The German government has found the right premises for its hydrogen strategy by recognising that only green hydrogen supply, made from renewable energies, is sustainable, writes Felix Heilmann. But there are also shortcomings, he says.
Felix Heilmann is a researcher at E3G, an independent think tank operating to accelerate the transition to a climate-safe world.
Germany’s hydrogen strategy, published on 10 June, makes a sound assessment of the role hydrogen can play in our energy system. However, to succeed, it must be accompanied by more concrete action across the energy system.
The EU’s Hydrogen Strategy, due later this month, has an opportunity to go beyond what Germany has presented by connecting its measures to system-wide adjustments through the Energy System Integration Strategy.
The German government has found the right premises for its hydrogen strategy: first, it recognises that only green hydrogen supply, made from renewable energies, is sustainable. That is an important strategic decision, as all hydrogen made from fossil gas comes with significant emissions and is therefore not climate neutral. On the demand side, the strategy makes clear hydrogen should only be used in those sectors that cannot be decarbonised using other, more efficient technologies such as direct use of electricity, an important prioritisation.
The strategy also includes many useful measures to deliver the targets that can be derived from these premises, such as the aim of building 5 GW of green hydrogen production capacity by 2030. It also includes potentially transformative measures for the industrial sector, including a pilot scheme for contracts for difference (CfD) and a quota for green raw materials.
Germany’s plans to lead in the establishment of a global market for green hydrogen, with €2bn of funding available, further underline the country’s ambition to lead the world on the path towards green hydrogen.
But these good premises will only enable sustainable change if some key shortcomings are addressed.
For example, despite the recognition that hydrogen should only be used as a measure of last resort, the strategy explicitly rules in the possibility of using it for cars and for residential heating, two sectors where direct electrification would be more efficient. This decreases the planning security for companies and consumers and thus the value of the strategy.
The best example is the effect on the future gas grid: if hydrogen is to be an option for decentralised heating in the future, a gas grid capable of transporting hydrogen to a large number of households will be needed, requiring significant investments. However, as the efficiency of electric heat pumps by far surpasses that of hydrogen in heating, and as hydrogen is an overall scarce resource, leaving this option open can lead to inefficient investments and higher consumer costs.

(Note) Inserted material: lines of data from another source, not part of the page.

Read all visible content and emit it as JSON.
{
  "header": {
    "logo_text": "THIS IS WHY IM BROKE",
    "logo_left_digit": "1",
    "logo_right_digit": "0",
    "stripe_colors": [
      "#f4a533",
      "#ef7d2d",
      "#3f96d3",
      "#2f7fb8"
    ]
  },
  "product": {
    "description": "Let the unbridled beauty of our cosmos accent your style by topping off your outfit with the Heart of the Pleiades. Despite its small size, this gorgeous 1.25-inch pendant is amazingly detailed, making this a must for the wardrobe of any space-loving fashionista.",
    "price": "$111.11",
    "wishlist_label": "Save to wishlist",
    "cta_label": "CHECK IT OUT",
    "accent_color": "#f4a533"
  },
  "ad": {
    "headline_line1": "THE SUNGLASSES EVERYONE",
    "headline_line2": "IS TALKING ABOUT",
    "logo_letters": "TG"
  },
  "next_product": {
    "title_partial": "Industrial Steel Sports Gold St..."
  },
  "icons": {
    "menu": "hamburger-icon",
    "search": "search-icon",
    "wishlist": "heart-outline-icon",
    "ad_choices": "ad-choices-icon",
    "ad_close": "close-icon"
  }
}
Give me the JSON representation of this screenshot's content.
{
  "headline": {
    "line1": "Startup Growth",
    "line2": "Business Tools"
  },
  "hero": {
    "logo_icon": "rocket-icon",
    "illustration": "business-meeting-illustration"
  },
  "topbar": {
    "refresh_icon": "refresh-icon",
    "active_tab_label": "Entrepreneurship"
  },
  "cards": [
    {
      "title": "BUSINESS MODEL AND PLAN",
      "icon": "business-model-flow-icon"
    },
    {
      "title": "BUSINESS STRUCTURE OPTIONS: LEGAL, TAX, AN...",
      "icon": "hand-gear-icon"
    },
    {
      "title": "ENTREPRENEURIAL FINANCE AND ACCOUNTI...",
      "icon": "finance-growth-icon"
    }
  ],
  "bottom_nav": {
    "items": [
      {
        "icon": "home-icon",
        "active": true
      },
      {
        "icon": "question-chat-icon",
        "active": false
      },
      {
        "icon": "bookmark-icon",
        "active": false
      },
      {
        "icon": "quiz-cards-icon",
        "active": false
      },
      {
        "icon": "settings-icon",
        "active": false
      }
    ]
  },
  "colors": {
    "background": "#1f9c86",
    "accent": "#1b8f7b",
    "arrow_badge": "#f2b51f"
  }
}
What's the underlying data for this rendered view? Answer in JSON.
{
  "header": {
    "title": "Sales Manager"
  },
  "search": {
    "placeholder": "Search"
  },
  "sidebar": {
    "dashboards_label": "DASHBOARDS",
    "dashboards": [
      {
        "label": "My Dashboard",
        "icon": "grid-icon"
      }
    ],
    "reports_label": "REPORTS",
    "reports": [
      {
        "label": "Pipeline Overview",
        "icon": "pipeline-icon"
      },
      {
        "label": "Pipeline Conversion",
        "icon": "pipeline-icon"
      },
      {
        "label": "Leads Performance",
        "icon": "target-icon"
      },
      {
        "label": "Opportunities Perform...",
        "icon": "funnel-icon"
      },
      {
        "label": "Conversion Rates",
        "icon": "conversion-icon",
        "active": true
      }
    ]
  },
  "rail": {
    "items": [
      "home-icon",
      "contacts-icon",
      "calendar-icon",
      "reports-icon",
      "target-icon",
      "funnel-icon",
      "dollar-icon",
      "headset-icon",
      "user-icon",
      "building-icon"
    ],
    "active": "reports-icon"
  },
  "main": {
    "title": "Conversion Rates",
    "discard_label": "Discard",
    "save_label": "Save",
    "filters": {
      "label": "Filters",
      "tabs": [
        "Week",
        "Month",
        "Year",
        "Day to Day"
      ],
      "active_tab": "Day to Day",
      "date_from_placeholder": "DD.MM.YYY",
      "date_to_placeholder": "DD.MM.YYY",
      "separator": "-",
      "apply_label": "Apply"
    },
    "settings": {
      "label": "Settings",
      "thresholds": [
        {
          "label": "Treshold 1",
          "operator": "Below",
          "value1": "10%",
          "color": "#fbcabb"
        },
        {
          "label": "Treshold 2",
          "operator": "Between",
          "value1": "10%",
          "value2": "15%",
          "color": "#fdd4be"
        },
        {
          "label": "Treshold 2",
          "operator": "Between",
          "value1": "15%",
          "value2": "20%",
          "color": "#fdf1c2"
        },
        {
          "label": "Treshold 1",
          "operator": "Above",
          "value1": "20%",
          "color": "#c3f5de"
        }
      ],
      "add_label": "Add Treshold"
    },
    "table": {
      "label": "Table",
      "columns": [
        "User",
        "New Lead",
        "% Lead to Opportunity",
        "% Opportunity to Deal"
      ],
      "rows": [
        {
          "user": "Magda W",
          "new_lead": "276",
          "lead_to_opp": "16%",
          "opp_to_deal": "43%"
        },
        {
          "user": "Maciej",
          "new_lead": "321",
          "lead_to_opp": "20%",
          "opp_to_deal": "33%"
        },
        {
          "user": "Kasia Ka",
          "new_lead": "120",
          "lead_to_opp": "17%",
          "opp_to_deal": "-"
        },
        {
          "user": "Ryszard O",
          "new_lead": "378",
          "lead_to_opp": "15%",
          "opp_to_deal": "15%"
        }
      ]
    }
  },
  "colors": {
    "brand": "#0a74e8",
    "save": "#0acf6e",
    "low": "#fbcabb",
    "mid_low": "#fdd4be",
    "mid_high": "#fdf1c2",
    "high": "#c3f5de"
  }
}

Another case in point for the gap between premises and conclusions relates to the types of hydrogen that should be used. While the strategy recognises that only green hydrogen is sustainable, it neither charts a path to phasing out unabated fossil gas nor closes the door on fossil fuel-based blue hydrogen.
Without this, public investments may yield little climate benefits. As the government expects a hydrogen demand of up to 110 TWh in 2030 and a domestic green hydrogen production of just 14 TWh, the climate benefits of the investments mobilised into hydrogen are not a given.
While the government wants to fill this gap with green hydrogen imports, it will face a heavy lift in finding enough import sources.
Germany has already announced a first international initiative for a 100 MW electrolyser in Morocco that will produce hydrogen for Morocco’s domestic demand. The focus on domestic demand in potential export countries, as well as the strategy’s statement that hydrogen exports should not jeopardise the energy transition in exporting countries, are important to secure hydrogen’s climate benefits. However, it again shows that the potential for importing green hydrogen at a large scale in the near future is strongly limited.
Therefore, hydrogen demand must be kept as low as possible to avoid the risk of greenhouse gas-intensive hydrogen being supported through the strategy, too. Aiming to reduce the need for hydrogen to the extent possible would also be in line with recognising its nature as a valuable and scarce resource.
To do so, measures to increase energy efficiency as well as electrification and an increased expansion of renewables are urgently needed. Currently, the German government is falling short on this: for example, last week’s recovery package only includes €2bn for efficiency measures as opposed to €9bn for hydrogen technologies.
Whether hydrogen can make a positive contribution to the transition towards climate neutrality therefore crucially depends on whether measures in other parts of the energy system succeed. The relevance of system-wide thinking underlines the importance of the EU’s planned Energy System Integration Strategy, which will be published alongside the EU’s Hydrogen Strategy on June 24th. Utilising both these strategies in tandem, the EU can go beyond just presenting a vision.
To that end, it needs independent, science-based advice as the basis for future decision-making, a recalibration of incentives from fossils to new energy solutions and a reformed market that allows demand-side measures, electrification and other solutions to compete fairly in light of our climate objectives.